A row back and behind is Andrew Hastie, who recently quit the frontbench, next to Tony Pasin, who this morning spoke in favour of Joyce’s anti-net zero bill, and next to him is Garth Hamilton, who is also pushing against net zero.
Action taken against CFMEU ‘strongest’ a government can make, minister says
I’m sensing an early theme – opposition leader Sussan Ley is back at the dispatch box and asks if the government will deregister the CFMEU, as the Coalition has been calling for.

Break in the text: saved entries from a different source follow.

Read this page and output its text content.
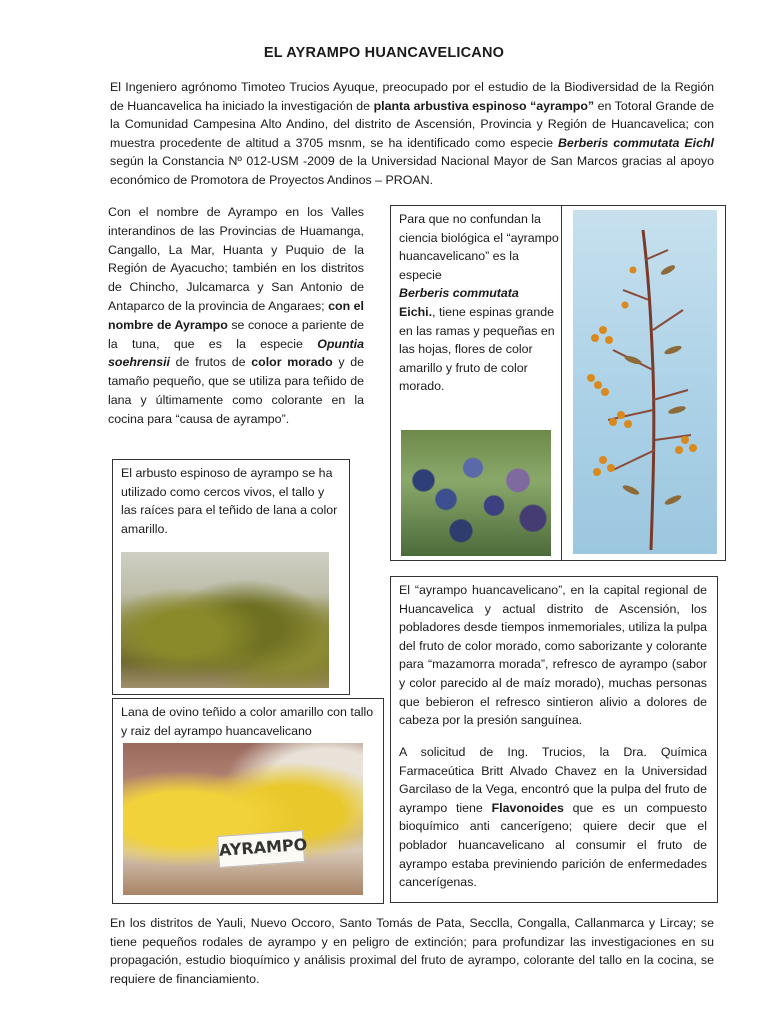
EL AYRAMPO HUANCAVELICANO
El Ingeniero agrónomo Timoteo Trucios Ayuque, preocupado por el estudio de la Biodiversidad de la Región de Huancavelica ha iniciado la investigación de planta arbustiva espinoso “ayrampo” en Totoral Grande de la Comunidad Campesina Alto Andino, del distrito de Ascensión, Provincia y Región de Huancavelica; con muestra procedente de altitud a 3705 msnm, se ha identificado como especie Berberis commutata Eichl según la Constancia Nº 012-USM -2009 de la Universidad Nacional Mayor de San Marcos gracias al apoyo económico de Promotora de Proyectos Andinos – PROAN.
Con el nombre de Ayrampo en los Valles interandinos de las Provincias de Huamanga, Cangallo, La Mar, Huanta y Puquio de la Región de Ayacucho; también en los distritos de Chincho, Julcamarca y San Antonio de Antaparco de la provincia de Angaraes; con el nombre de Ayrampo se conoce a pariente de la tuna, que es la especie Opuntia soehrensii de frutos de color morado y de tamaño pequeño, que se utiliza para teñido de lana y últimamente como colorante en la cocina para “causa de ayrampo”.
Para que no confundan la ciencia biológica el “ayrampo huancavelicano” es la especie
Berberis commutata
Eichi., tiene espinas grande en las ramas y pequeñas en las hojas, flores de color amarillo y fruto de color morado.
El arbusto espinoso de ayrampo se ha utilizado como cercos vivos, el tallo y las raíces para el teñido de lana a color amarillo.
El “ayrampo huancavelicano”, en la capital regional de Huancavelica y actual distrito de Ascensión, los pobladores desde tiempos inmemoriales, utiliza la pulpa del fruto de color morado, como saborizante y colorante para “mazamorra morada”, refresco de ayrampo (sabor y color parecido al de maíz morado), muchas personas que bebieron el refresco sintieron alivio a dolores de cabeza por la presión sanguínea.
A solicitud de Ing. Trucios, la Dra. Química Farmaceútica Britt Alvado Chavez en la Universidad Garcilaso de la Vega, encontró que la pulpa del fruto de ayrampo tiene Flavonoides que es un compuesto bioquímico anti cancerígeno; quiere decir que el poblador huancavelicano al consumir el fruto de ayrampo estaba previniendo parición de enfermedades cancerígenas.
Lana de ovino teñido a color amarillo con tallo y raiz del ayrampo huancavelicano
AYRAMPO
En los distritos de Yauli, Nuevo Occoro, Santo Tomás de Pata, Secclla, Congalla, Callanmarca y Lircay; se tiene pequeños rodales de ayrampo y en peligro de extinción; para profundizar las investigaciones en su propagación, estudio bioquímico y análisis proximal del fruto de ayrampo, colorante del tallo en la cocina, se requiere de financiamiento.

Amanda Rishworth argues the action Labor has taken has been the “strongest” a government can make, as opposed to the former (and now abolished) Australian Building and Construction Commission (ABCC).
If she [Ley] had been following the debate while we were putting the CFMEU into administration, she would know the strongest possible action you can take, in terms of transparency and in terms of ensuring that there is accountability, is to put the CFMEU into administration … And if we look at some of the incidents and allegations that are being exposed at the moment, they happened under the ABCC and indeed the Coalition’s watch.

Rishworth then accuses the shadow employment minister, Tim Wilson, of making “baseless claims” against the administrator, Mark Irving.
Labor MP ejected as Sussan Ley asks about the CFMEU
Sussan Ley starts and asks the government about the CFMEU administration.
The Coalition is calling for an inquiry into the CFMEU administration after the Nine newspapers reported its efforts have been hampered by a lack of investigative capability.
Before she can even finish her question, the Speaker boots out Labor MP Rob Mitchell (fastest booting I’ve ever seen in QT!)
Employment minister Amanda Rishworth says the government has “no tolerance” for criminal conduct, and backs the work the administrator has done so far.
I have spoken with the administrator on numerous occasions about just how difficult this work is, and for him, he is absolutely committed to clean out this union and I just want to go through some of the work that he has already been doing. He has taken significant steps to either remove or accept the resignation of over 60 staff. Over two-thirds who were in leadership positions or organisers.
It’s question time!
Richard Marles is in the hot seat today, while Anthony Albanese is overseas. (He gets a few jeers from the opposition benches as he stands up to say he’ll be representing the PM).